Le graphite a été étudié pour ses propriétés tribologiques depuis 1948 [31,32]. Ces études ont montré que le graphite lubrifie mieux en atmosphère humide. Ceci a été expliqué par l’adsorption d’eau entre les feuillets de graphène réduisant les forces de liaisons inter-feuillets et facilitant ainsi le clivage. Le graphite est très sensible à l’environnement et perd ses propriétés lubrifiantes en atmosphère sèche ou à haute température.
Le graphène est l’entité de base qui constitue le graphite ainsi que les différentes nanostructures carbonées telles que les fullerènes ou les nanotubes de carbone. Il est constitué d’une monocouche plane d’atomes de carbone hybridés sp2 et liés entre eux d’une manière covalente dans un réseau bidimensionnel de type « nid d’abeille » (Figure I-8.a). Le graphène peut être constitué d’une seule couche (graphène monocouche), de deux couches (graphène bicouche ou Bi Layered Graphene BLG) ou de plusieurs couches (entre 3 et 10) (Few Layered Graphene FLG). La plupart des études réalisées sur le graphène pour des applications tribologiques concernent des essais ou des simulations à l’échelle micrométrique [33–35] ou nanométrique [36–39] et concernent du FLG ou du graphène contenant quelques dizaines de couches. Dans le but de comparer l’effet lubrifiant du graphite à celui du graphène, Berman [40] a déposé quelques gouttes d’une suspension d’éthanol contenant du graphite ou du graphène (5% mass.) sur un substrat en acier inoxydable 440C avant de réaliser des essais tribologiques en configuration bille-plan avec une bille en acier 440C (charge normale 1 N, vitesse 9 cm/s). Deux séries d’essais ont été réalisées sous air humide et sous azote. Les résultats (Figure I-9) montrent que le graphène a un coefficient de frottement semblable (≈ 0,1) quelle que soit l’atmosphère utilisée, contrairement au graphite qui présente un faible coefficient de frottement (≈ 0,2) uniquement sous air humide. Bien que les performances tribologiques soient très intéressantes, l’utilisation d’une charge lubrifiante sous la forme d’une suspension dans l’eau ou l’éthanol limite son application. Nous nous intéresserons donc dans la suite de cette étude bibliographique qu’aux espèces carbonées déposées sous forme de revêtement ou incorporées dans un matériau composite.

Les nanotubes de carbone

Iijima [41] a observé la formation de filaments de carbone creux de diamètre nanométrique, auxquels il attribua le nom de nanotubes de carbone (NTC), constitués d’un ou de plusieurs feuillets de graphène enroulés et concentriques. Le diamètre des NTC varie, avec le nombre de parois concentriques, du nanomètre à quelques dizaines de nanomètres et leur longueur varie de quelques micromètres à quelques centaines de micromètres, leur conférant ainsi un facteur de forme (rapport longueur / diamètre) extrêmement élevé (103 – 105). Ils sont ainsi considérés comme des objets monodimensionnels. Un NTC peut être constitué d’une paroi unique (NTC mono-paroi, Figure I-10.a), de deux parois (NTC bi-parois ou double-parois, Figure I-10.b) ou de plusieurs parois concentriques (NTC multi-parois, Figure I-10.c). Les NTC biparois (éventuellement les 3 parois aussi) ont le même mécanisme de formation que les NTC mono-paroi, qui diffère de celui des NTC multi-parois [42]. Dans le cadre de ces travaux, nous noterons xNTC un NTC à x parois ainsi qu’un échantillon de NTC dont le nombre moyen de parois des NTC est égal à x. Si x n’est pas connu ou évaluable, nous noterons MNTC les NTC multi-parois.

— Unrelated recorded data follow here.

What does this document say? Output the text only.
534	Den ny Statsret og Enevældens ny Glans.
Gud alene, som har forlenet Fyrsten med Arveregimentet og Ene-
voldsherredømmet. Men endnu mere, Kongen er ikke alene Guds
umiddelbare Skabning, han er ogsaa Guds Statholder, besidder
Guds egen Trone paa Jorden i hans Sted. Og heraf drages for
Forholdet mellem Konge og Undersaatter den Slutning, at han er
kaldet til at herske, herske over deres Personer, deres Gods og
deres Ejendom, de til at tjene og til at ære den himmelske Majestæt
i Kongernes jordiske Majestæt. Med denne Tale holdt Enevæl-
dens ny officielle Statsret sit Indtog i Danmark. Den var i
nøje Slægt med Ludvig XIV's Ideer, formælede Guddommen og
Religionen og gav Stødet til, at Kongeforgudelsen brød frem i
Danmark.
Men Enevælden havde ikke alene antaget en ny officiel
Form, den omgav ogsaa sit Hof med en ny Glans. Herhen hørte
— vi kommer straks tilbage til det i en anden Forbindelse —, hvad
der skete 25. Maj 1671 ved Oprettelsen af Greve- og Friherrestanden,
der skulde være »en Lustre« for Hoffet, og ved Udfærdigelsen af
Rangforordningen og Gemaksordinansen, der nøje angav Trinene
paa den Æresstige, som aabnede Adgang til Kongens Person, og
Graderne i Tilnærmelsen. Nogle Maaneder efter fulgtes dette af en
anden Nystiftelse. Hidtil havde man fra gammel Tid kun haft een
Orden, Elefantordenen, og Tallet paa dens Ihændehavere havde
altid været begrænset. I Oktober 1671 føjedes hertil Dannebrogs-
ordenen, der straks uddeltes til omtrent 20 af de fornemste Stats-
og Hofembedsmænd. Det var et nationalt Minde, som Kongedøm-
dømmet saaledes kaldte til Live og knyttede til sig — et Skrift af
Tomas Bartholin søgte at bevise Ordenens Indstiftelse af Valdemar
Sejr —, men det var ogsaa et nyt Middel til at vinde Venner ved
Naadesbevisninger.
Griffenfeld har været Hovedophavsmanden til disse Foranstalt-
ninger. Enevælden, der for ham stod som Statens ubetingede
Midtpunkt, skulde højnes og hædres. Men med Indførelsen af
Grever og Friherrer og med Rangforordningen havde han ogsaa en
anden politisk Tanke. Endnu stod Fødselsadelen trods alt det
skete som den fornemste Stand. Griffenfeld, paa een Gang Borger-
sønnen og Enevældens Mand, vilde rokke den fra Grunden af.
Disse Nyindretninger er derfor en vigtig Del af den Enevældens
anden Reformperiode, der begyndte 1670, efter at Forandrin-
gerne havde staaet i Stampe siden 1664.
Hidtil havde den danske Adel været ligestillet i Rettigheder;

Les NTC ont une très grande surface spécifique qui dépend principalement du nombre de parois puis du diamètre externe (Figure I-11.a) [43]. Une règle empirique approximative a été établie, montrant qu’un NTC a Y parois (Y 5) a un diamètre externe voisin de Y nm. (Figure I-11. b) [44].
Figure I-11 : (a) Surface spécifique des NTC en fonction du diamètre externe et du nombre de parois [43]; (b) nombre de parois en fonction du diamètre moyen d’un NTC [44].
Ces caractéristiques de base (nombre de parois et diamètre interne ou externe) ont une grande influence sur la masse d’un NTC, ainsi que le résume une abaque portant la masse de différents NTC (normalisée à celle d’un 1NTC de 1 nm de diamètre et de même longueur) en fonction du nombre de parois (Figure I-12.a) [45]. Par exemple, la masse d’un 10NTC (dint = 5 nm) est 32 fois supérieure à celle d’un 2NTC (dint = 1 nm). Pour une masse identique en carbone on aura donc 32 fois moins de 10NTC que de 2NTC dans un échantillon (Figure I-12.a). Ce fait est trop souvent négligé, notamment dans les travaux portant sur des matériaux composites, où le terme « teneur en NTC » est généralement utilisé au lieu de « teneur en carbone » [20]. Il est également important de prendre en considération lors des calculs la densité des NTC, qui varie en fonction du nombre de parois et du diamètre externe (Figure I-12.b).
Figure I-12 : (a) Rapport de la masse d’un NTC de diamètre interne dint et de longueur L à la masse d’un 1NTC de 1 nm de diamètre et de même longueur, en fonction du nombre de parois, pour différentes valeurs de dint ; (b) densité des NTC en fonction du diamètre externe pour différents nombres de parois [45].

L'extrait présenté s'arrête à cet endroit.